Datadyne.org's Joel Selanikio, who just won this year's $100,000 Lemelson-MIT Award for Sustainability, used the official announcement of his winning the award to point out that his EpiSurveyor, mobile phone software, may work well in emerging markets, but developing countries aren't the only ones who could use help routinely collecting their own national-level health statistics.

"As the global financial crisis and disease outbreaks like the swine flu place heavy burdens on already taxed healthcare systems, new technology-based solutions hold enormous potential to help overcoming challenges such as a shortage of doctors or access to remote environments with limited infrastructure," Datadyne wrote in a press release.

Datadyne has helped equipped public health workers with PDAs loaded with EpiSurveyor software to create a more regular and timely stream of public health information as well as an easier way to organize and manage emergency immunization campaigns, like the emergency polio vaccination campaign that is currently immunizing more than 2 million children in Kenya. 

IBM's Chief Medical Officer Dr.
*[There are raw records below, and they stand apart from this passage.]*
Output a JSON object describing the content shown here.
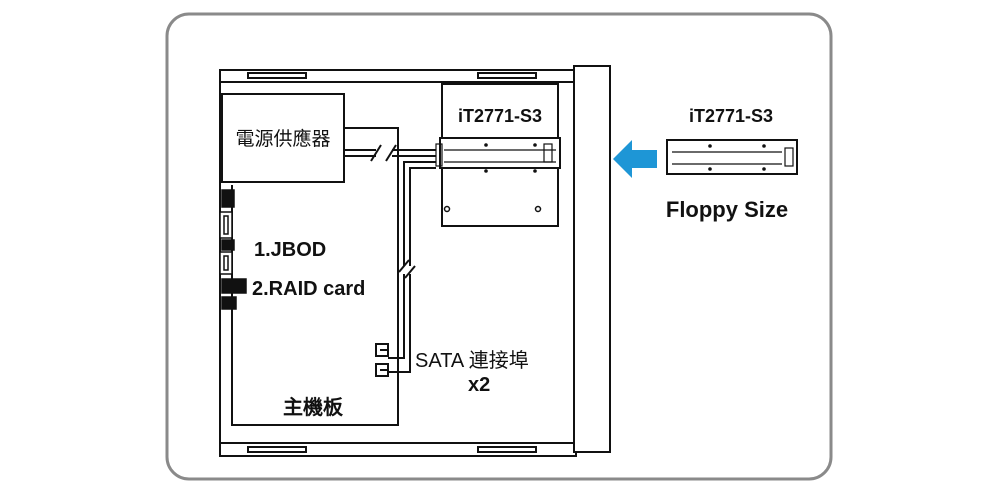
{
  "labels": {
    "power_supply": "電源供應器",
    "bay_model": "iT2771-S3",
    "jbod": "1.JBOD",
    "raid": "2.RAID card",
    "sata_ports": "SATA 連接埠",
    "sata_count": "x2",
    "motherboard": "主機板",
    "module_model": "iT2771-S3",
    "floppy_size": "Floppy Size"
  },
  "colors": {
    "frame": "#8a8a8a",
    "line": "#111111",
    "arrow": "#1e96d6"
  },
  "icons": {
    "insert_arrow": "arrow-left-icon"
  }
}
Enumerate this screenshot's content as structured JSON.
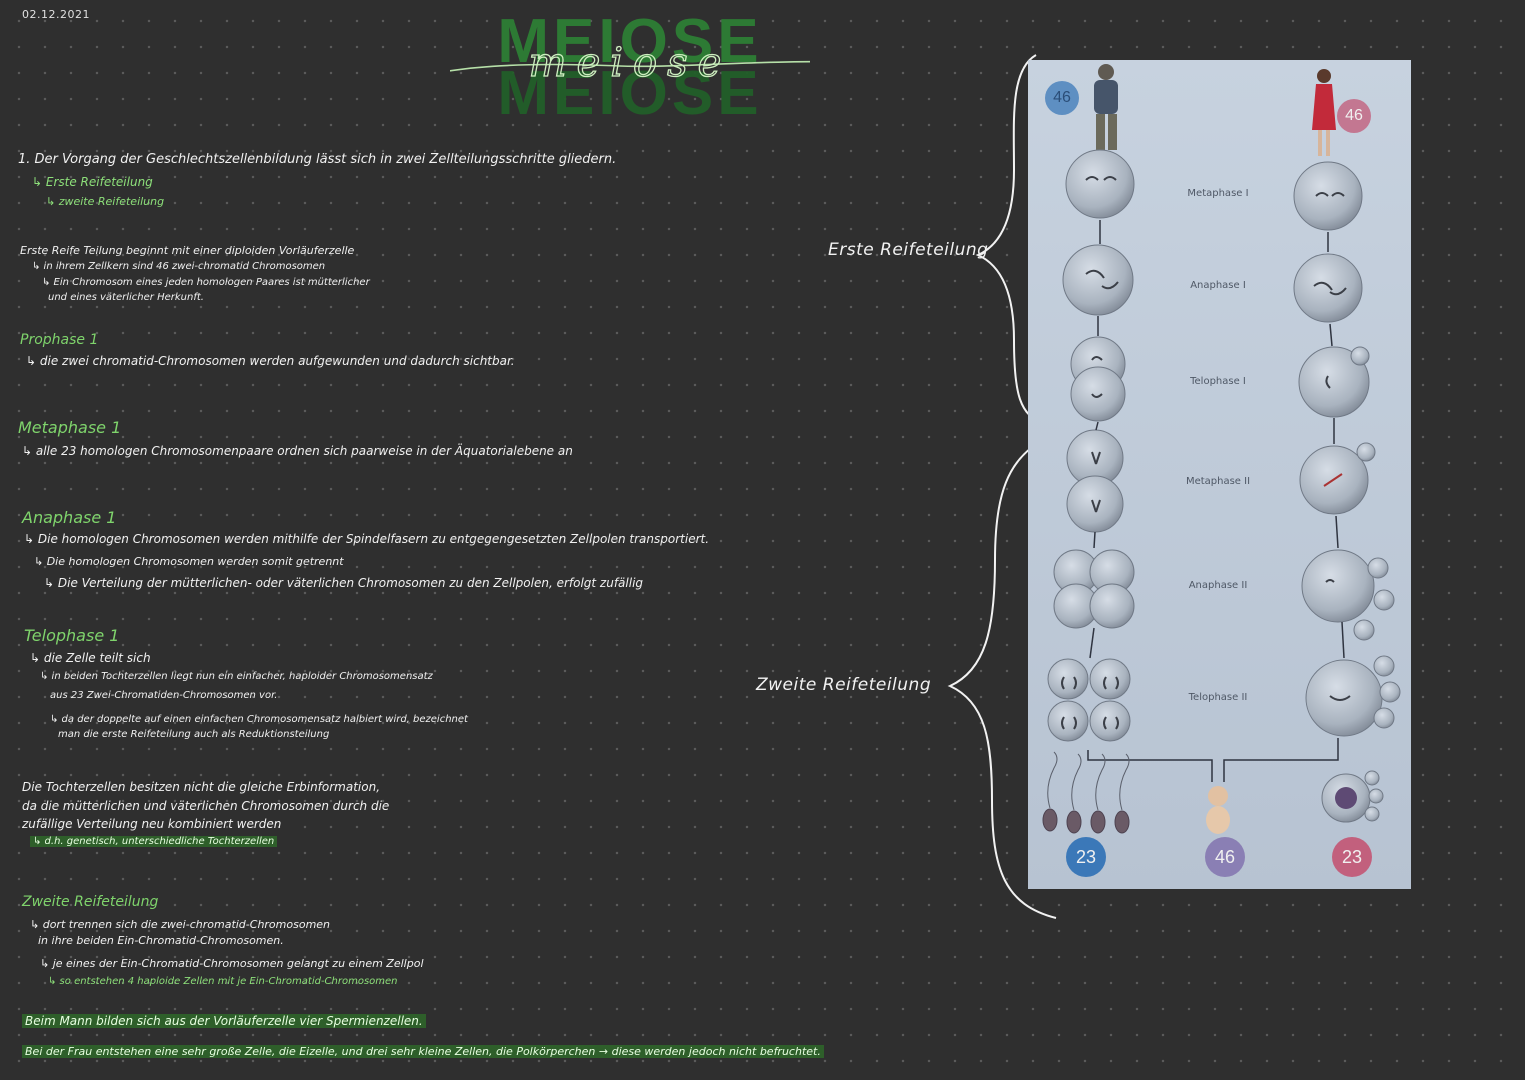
{
  "date": "02.12.2021",
  "title": {
    "block": "MEIOSE",
    "script": "meiose"
  },
  "notes": {
    "intro": "1. Der Vorgang der Geschlechtszellenbildung lässt sich in zwei Zellteilungsschritte gliedern.",
    "intro_sub1": "↳ Erste Reifeteilung",
    "intro_sub2": "↳ zweite Reifeteilung",
    "first_l1": "Erste Reife Teilung beginnt mit einer diploiden Vorläuferzelle",
    "first_l2": "↳ in ihrem Zellkern sind 46 zwei-chromatid Chromosomen",
    "first_l3": "↳ Ein Chromosom eines jeden homologen Paares ist mütterlicher",
    "first_l4": "und eines väterlicher Herkunft.",
    "prophase_head": "Prophase 1",
    "prophase_l1": "↳ die zwei chromatid-Chromosomen werden aufgewunden und dadurch sichtbar.",
    "metaphase_head": "Metaphase 1",
    "metaphase_l1": "↳ alle 23 homologen Chromosomenpaare ordnen sich paarweise in der Äquatorialebene an",
    "anaphase_head": "Anaphase 1",
    "anaphase_l1": "↳ Die homologen Chromosomen werden mithilfe der Spindelfasern zu entgegengesetzten Zellpolen transportiert.",
    "anaphase_l2": "↳ Die homologen Chromosomen werden somit getrennt",
    "anaphase_l3": "↳ Die Verteilung der mütterlichen- oder väterlichen Chromosomen zu den Zellpolen, erfolgt zufällig",
    "telophase_head": "Telophase 1",
    "telophase_l1": "↳ die Zelle teilt sich",
    "telophase_l2": "↳ in beiden Tochterzellen liegt nun ein einfacher, haploider Chromosomensatz",
    "telophase_l3": "aus 23 Zwei-Chromatiden-Chromosomen vor.",
    "telophase_l4": "↳ da der doppelte auf einen einfachen Chromosomensatz halbiert wird, bezeichnet",
    "telophase_l5": "man die erste Reifeteilung auch als Reduktionsteilung",
    "daughter_l1": "Die Tochterzellen besitzen nicht die gleiche Erbinformation,",
    "daughter_l2": "da die mütterlichen und väterlichen Chromosomen durch die",
    "daughter_l3": "zufällige Verteilung neu kombiniert werden",
    "daughter_l4": "↳ d.h. genetisch, unterschiedliche Tochterzellen",
    "second_head": "Zweite Reifeteilung",
    "second_l1": "↳ dort trennen sich die zwei-chromatid-Chromosomen",
    "second_l2": "in ihre beiden Ein-Chromatid-Chromosomen.",
    "second_l3": "↳ je eines der Ein-Chromatid-Chromosomen gelangt zu einem Zellpol",
    "second_l4": "↳ so entstehen 4 haploide Zellen mit je Ein-Chromatid-Chromosomen",
    "man_line": "Beim Mann bilden sich aus der Vorläuferzelle vier Spermienzellen.",
    "woman_line": "Bei der Frau entstehen eine sehr große Zelle, die Eizelle, und drei sehr kleine Zellen, die Polkörperchen → diese werden jedoch nicht befruchtet."
  },
  "brackets": {
    "first": "Erste Reifeteilung",
    "second": "Zweite Reifeteilung"
  },
  "figure": {
    "stages": [
      "Metaphase I",
      "Anaphase I",
      "Telophase I",
      "Metaphase II",
      "Anaphase II",
      "Telophase II"
    ],
    "badges": {
      "man": "46",
      "woman": "46",
      "sperm": "23",
      "child": "46",
      "egg": "23"
    },
    "colors": {
      "male_badge": "#3b78b8",
      "female_badge": "#c2607d",
      "child_badge": "#8a7fb4"
    }
  }
}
Richard Bakalar agrees that mHealth can help manage swine flu: "Look at our current situation with swine flu," Bakalar said this week during a panel discussion at ATA. "If we were to have a pandemic outbreak of swine flu, it would be better to take care of those patients through home healthcare technology" instead of bringing them into the clinical setting where the flu could just continue to spread.

Bakalar said that the management of swine flu is a perfect example of why we need to de-centralize healthcare in some situations. Care needs to be extended beyond the four walls of the hospital or doctor's office and find a place in the patient's home, too.
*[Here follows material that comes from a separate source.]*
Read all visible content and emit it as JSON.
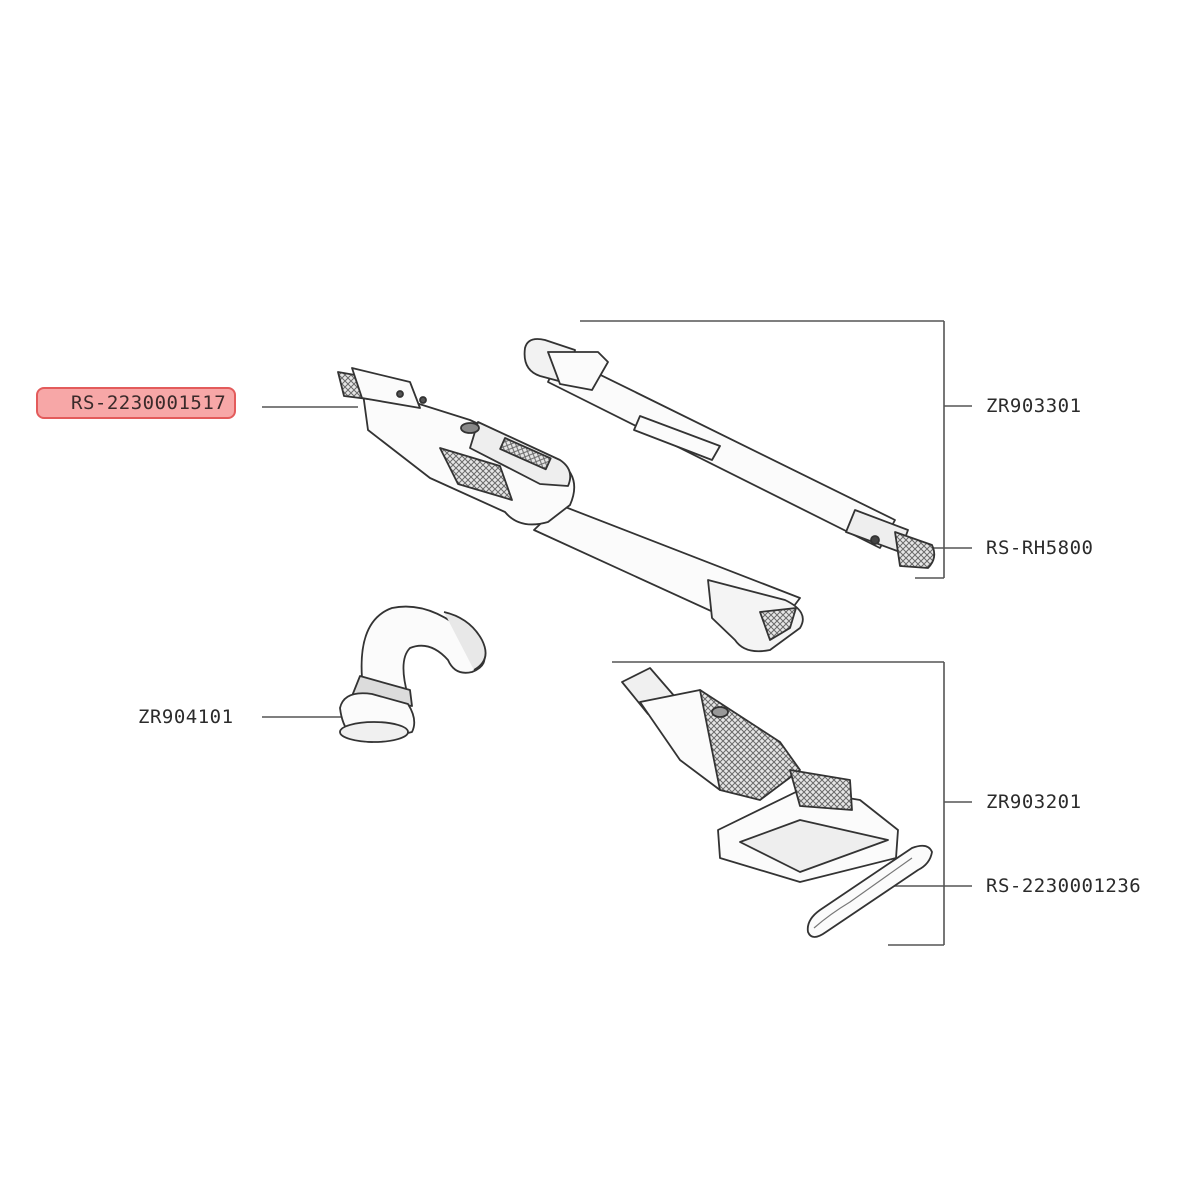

Bakalar ended his comments on swine flu with a powerful message: "We need to train as we fight," he said. Bakalar explained that we need to change the general behavior of the population to get used to monitoring health choices and care regimens for chronic diseases and/or just general health indicators the "worried well". Once we train the population to use these home health services, we would be in a better position to apply those home health skills to potential emergency situations like the swine flu.

During another session at ATA this week, Telcordia's Senior Scientist George Collier used Whrrl, a mobile-phone based GPS-enabled social network as an example of the kind of Web 2.0 app that public health officials could emulate. Whrrl allows users to "bookmark" different locations with comments, reviews, notes, whatever -- and then share those bookmarks with friends or the community of Whrrl users at large. It's like a highly interactive Google Map that's completely accessible and share-able from your mobile phone.

It's not hard to make the leap from Whrrl's restaurant review GPS "bookmarks" to ones that inform the public of potential health hazards. Imagine a GPS-enabled public health application that shows where cases of swine flu have been diagnosed -- it could even send a text message to users when they get close to an area where swine flu had been diagnosed. That way people in those areas or traveling through those areas can take extra precautions.